Valuation and earnings multiple sustainability
Despite a sharp year-to-date share price decline, InvestingPro analysis suggests EssilorLuxottica shares are undervalued, with Fair Value estimates pointing to meaningful potential upside. The stock's strong market position and an $86.5 billion market cap provide a foundation for multiple re-expansion as earnings recover.
EssilorLuxottica continues to trade at an elevated P/E ratio of 33.3, which many analysts view as stretched given near-term margin pressure. SimplyWallSt's new price target sits 13% below the last closing price, and the forward EPS forecast of €6.58 implies limited room for multiple expansion at current levels.

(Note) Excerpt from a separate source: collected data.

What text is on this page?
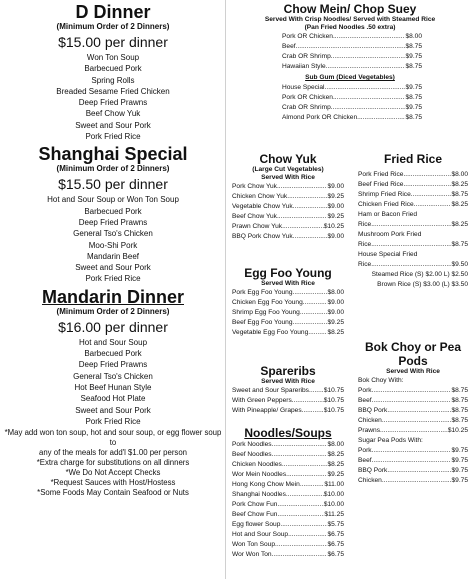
D Dinner
(Minimum Order of 2 Dinners)
$15.00 per dinner
Won Ton Soup
Barbecued Pork
Spring Rolls
Breaded Sesame Fried Chicken
Deep Fried Prawns
Beef Chow Yuk
Sweet and Sour Pork
Pork Fried Rice
Shanghai Special
(Minimum Order of 2 Dinners)
$15.50 per dinner
Hot and Sour Soup or Won Ton Soup
Barbecued Pork
Deep Fried Prawns
General Tso's Chicken
Moo-Shi Pork
Mandarin Beef
Sweet and Sour Pork
Pork Fried Rice
Mandarin Dinner
(Minimum Order of 2 Dinners)
$16.00 per dinner
Hot and Sour Soup
Barbecued Pork
Deep Fried Prawns
General Tso's Chicken
Hot Beef Hunan Style
Seafood Hot Plate
Sweet and Sour Pork
Pork Fried Rice
*May add won ton soup, hot and sour soup, or egg flower soup to
any of the meals for add'l $1.00 per person
*Extra charge for substitutions on all dinners
*We Do Not Accept Checks
*Request Sauces with Host/Hostess
*Some Foods May Contain Seafood or Nuts
Chow Mein/ Chop Suey
Served With Crisp Noodles/ Served with Steamed Rice
(Pan Fried Noodles .50 extra)
Pork OR Chicken .....	$8.00
Beef .....	$8.75
Crab OR Shrimp .....	$9.75
Hawaiian Style .....	$8.75
Sub Gum (Diced Vegetables)
House Special .....	$9.75
Pork OR Chicken .....	$8.75
Crab OR Shrimp .....	$9.75
Almond Pork OR Chicken .....	$8.75
Chow Yuk
(Large Cut Vegetables)
Served With Rice
Pork Chow Yuk .....	$9.00
Chicken Chow Yuk .....	$9.25
Vegetable Chow Yuk .....	$9.00
Beef Chow Yuk .....	$9.25
Prawn Chow Yuk .....	$10.25
BBQ Pork Chow Yuk .....	$9.00
Egg Foo Young
Served With Rice
Pork Egg Foo Young .....	$8.00
Chicken Egg Foo Young .....	$9.00
Shrimp Egg Foo Young .....	$9.00
Beef Egg Foo Young .....	$9.25
Vegetable Egg Foo Young .....	$8.25
Spareribs
Served With Rice
Sweet and Sour Spareribs ..... $10.75
With Green Peppers .....	$10.75
With Pineapple/ Grapes .....	$10.75
Noodles/Soups
Pork Noodles .....	$8.00
Beef Noodles .....	$8.25
Chicken Noodles .....	$8.25
Wor Mein Noodles .....	$9.25
Hong Kong Chow Mein .....	$11.00
Shanghai Noodles .....	$10.00
Pork Chow Fun .....	$10.00
Beef Chow Fun .....	$11.25
Egg flower Soup .....	$5.75
Hot and Sour Soup .....	$6.75
Won Ton Soup .....	$6.75
Wor Won Ton .....	$6.75
Fried Rice
Pork Fried Rice .....	$8.00
Beef Fried Rice .....	$8.25
Shrimp Fried Rice .....	$8.75
Chicken Fried Rice .....	$8.25
Ham or Bacon Fried
Rice .....	$8.25
Mushroom Pork Fried
Rice .....	$8.75
House Special Fried
Rice .....	$9.50
Steamed Rice (S) $2.00 L) $2.50
Brown Rice (S) $3.00 (L) $3.50
Bok Choy or Pea
Pods
Served With Rice
Bok Choy With:
Pork .....	$8.75
Beef .....	$8.75
BBQ Pork .....	$8.75
Chicken .....	$8.75
Prawns .....	$10.25
Sugar Pea Pods With:
Pork .....	$9.75
Beef .....	$9.75
BBQ Pork .....	$9.75
Chicken .....	$9.75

Comparable base effect and second-half growth deceleration risk
EssilorLuxottica benefits from relatively easy year-on-year comparables in the near term, providing a favorable backdrop for reported growth. Analyst consensus remains skewed positive, with 19 Strong Buy and 12 Buy ratings versus only 3 Sell ratings, reflecting confidence in the company's ability to sustain momentum.
Deutsche Bank explicitly flags that EssilorLuxottica faces a final quarter of easy comparables before they become significantly more demanding in the second half of 2026. This transition is expected to weigh on reported growth rates and margin progression, making it harder for the company to meet elevated consensus estimates.